If you’re missing travelling, as we are, and all the great gifts and souvenirs you’d pick up on the way, you might want to check out this fantastic new project from award-winning travel writer, speaker, photographer and entrepreneur, Lola Akinmade Åkerström. Through Local Purse, you can meet and chat to guides, hosts, and artisans from around the world face-to-face with a personalised live video shopping experience. It’s an excellent way to support people whose livelihoods have been, in some cases, devastated by the pandemic. An ethical, exciting way to get those Christmas gifts, and it definitely beats Amazon.

Journalism may be an elitist industry, but plenty of organisations are trying to change that. One is PressPad, an award-winning social enterprise founded by journalist and documentary filmmaker Olivia Crellin that's wants to lower the financial barrier of entry into journalism. PressPad connects young journalists with work experience in London with experienced journalists who can offer a spare room alongside top-notch advice. At present, that means two weeks’ free accommodation followed by a period of affordable rent, which PressPad ask media organisations to pay for. They also connect interns to each other. As they say, “It’s mentoring, networking and accommodation all rolled into one.”

Reading Room
BUSTLE: Photography via Getty BUSTLE: How shadow-banning affects people from different communities

What would you do if your work, your body, or your life choices were deemed to 'go against community guidelines'? asks Paula Akpan.

Gal-Dem: Image via Canva GAL-DEM: Black American non-voters are heavily criticised, but can you blame them?

Asking Black people in the West to choose between the 'lesser of two evils' is offensive at best and dangerous at worst, says Che Scott-Heron.

Pointer: AP Photo/Steve Helber POYNTER: What should the media do with President Trump’s false election claims?

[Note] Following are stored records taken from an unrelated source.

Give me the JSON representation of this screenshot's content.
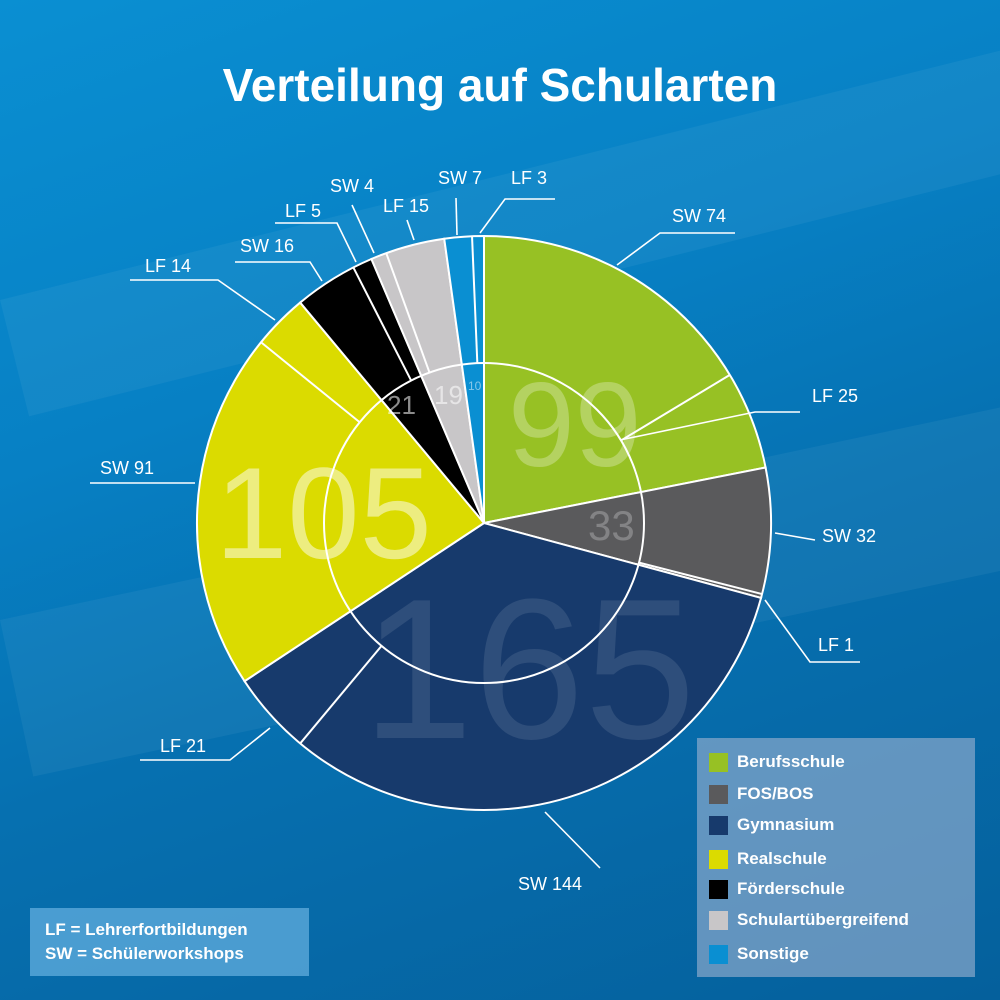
{
  "chart_data": {
    "type": "pie",
    "title": "Verteilung auf Schularten",
    "categories": [
      {
        "name": "Berufsschule",
        "total": 99,
        "color": "#97c124",
        "parts": [
          {
            "label": "SW 74",
            "value": 74
          },
          {
            "label": "LF 25",
            "value": 25
          }
        ]
      },
      {
        "name": "FOS/BOS",
        "total": 33,
        "color": "#5a5a5c",
        "parts": [
          {
            "label": "SW 32",
            "value": 32
          },
          {
            "label": "LF 1",
            "value": 1
          }
        ]
      },
      {
        "name": "Gymnasium",
        "total": 165,
        "color": "#173a6c",
        "parts": [
          {
            "label": "SW 144",
            "value": 144
          },
          {
            "label": "LF 21",
            "value": 21
          }
        ]
      },
      {
        "name": "Realschule",
        "total": 105,
        "color": "#dbdb00",
        "parts": [
          {
            "label": "SW 91",
            "value": 91
          },
          {
            "label": "LF 14",
            "value": 14
          }
        ]
      },
      {
        "name": "Förderschule",
        "total": 21,
        "color": "#000000",
        "parts": [
          {
            "label": "SW 16",
            "value": 16
          },
          {
            "label": "LF 5",
            "value": 5
          }
        ]
      },
      {
        "name": "Schulartübergreifend",
        "total": 19,
        "color": "#c8c6c8",
        "parts": [
          {
            "label": "SW 4",
            "value": 4
          },
          {
            "label": "LF 15",
            "value": 15
          }
        ]
      },
      {
        "name": "Sonstige",
        "total": 10,
        "color": "#0a8fd2",
        "parts": [
          {
            "label": "SW 7",
            "value": 7
          },
          {
            "label": "LF 3",
            "value": 3
          }
        ]
      }
    ],
    "legend_position": "bottom-right"
  },
  "note": {
    "line1": "LF = Lehrerfortbildungen",
    "line2": "SW = Schülerworkshops"
  }
}
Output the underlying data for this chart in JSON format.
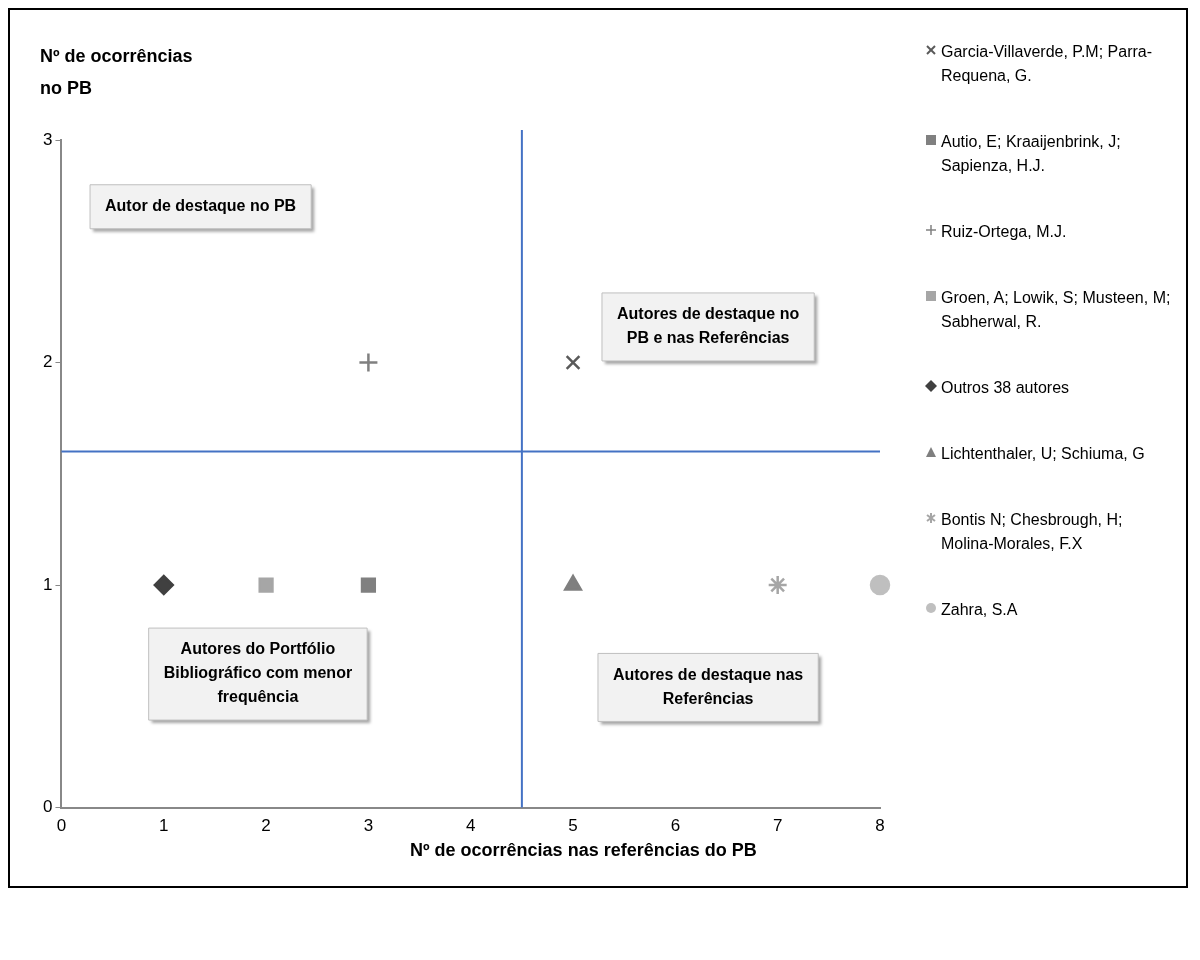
{
  "chart_data": {
    "type": "scatter",
    "xlabel": "Nº de ocorrências nas referências do PB",
    "ylabel": "Nº de ocorrências no PB",
    "xlim": [
      0,
      8
    ],
    "xticks": [
      0,
      1,
      2,
      3,
      4,
      5,
      6,
      7,
      8
    ],
    "ylim": [
      0,
      3
    ],
    "yticks": [
      0,
      1,
      2,
      3
    ],
    "grid": false,
    "legend": "right",
    "series": [
      {
        "name": "Garcia-Villaverde, P.M; Parra-Requena, G.",
        "color": "#595959",
        "marker": "cross",
        "x": [
          5
        ],
        "values": [
          2
        ]
      },
      {
        "name": "Autio, E; Kraaijenbrink, J; Sapienza, H.J.",
        "color": "#808080",
        "marker": "square",
        "x": [
          3
        ],
        "values": [
          1
        ]
      },
      {
        "name": "Ruiz-Ortega, M.J.",
        "color": "#808080",
        "marker": "plus",
        "x": [
          3
        ],
        "values": [
          2
        ]
      },
      {
        "name": "Groen, A; Lowik, S; Musteen, M; Sabherwal, R.",
        "color": "#a6a6a6",
        "marker": "square",
        "x": [
          2
        ],
        "values": [
          1
        ]
      },
      {
        "name": "Outros 38 autores",
        "color": "#404040",
        "marker": "diamond",
        "x": [
          1
        ],
        "values": [
          1
        ]
      },
      {
        "name": "Lichtenthaler, U; Schiuma, G",
        "color": "#7f7f7f",
        "marker": "triangle",
        "x": [
          5
        ],
        "values": [
          1
        ]
      },
      {
        "name": "Bontis N; Chesbrough, H; Molina-Morales, F.X",
        "color": "#a6a6a6",
        "x": [
          7
        ],
        "values": [
          1
        ]
      },
      {
        "name": "Zahra, S.A",
        "color": "#bfbfbf",
        "marker": "circle",
        "x": [
          8
        ],
        "values": [
          1
        ]
      }
    ],
    "ref_lines": [
      {
        "axis": "x",
        "value": 4.5,
        "color": "#4472c4"
      },
      {
        "axis": "y",
        "value": 1.6,
        "color": "#4472c4"
      }
    ],
    "annotations": [
      "Autor de destaque no PB",
      "Autores de destaque no PB e nas Referências",
      "Autores do Portfólio Bibliográfico com menor frequência",
      "Autores de destaque nas Referências"
    ]
  }
}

Doesn't there come a point when repeating unproven claims, even while 'debunking' them, does damage? asks Tom Jones.

AMERICAN VOGUE: How Naomi Campbell Changed Modeling Forever VOGUE (US): How Naomi Campbell changed modeling forever

Author Afua Hirsch talks to model and activist Naomi Campbell about representation in the fashion industry and the trope of the 'angry' Black woman.

“White exceptionalism is the belief that because you have read anti-racism books and articles, listened to social justice–based podcasts, watched documentaries on the effects of racism, and follow some BIPOC activists and teachers, you know it all and do not need to dig deeper.”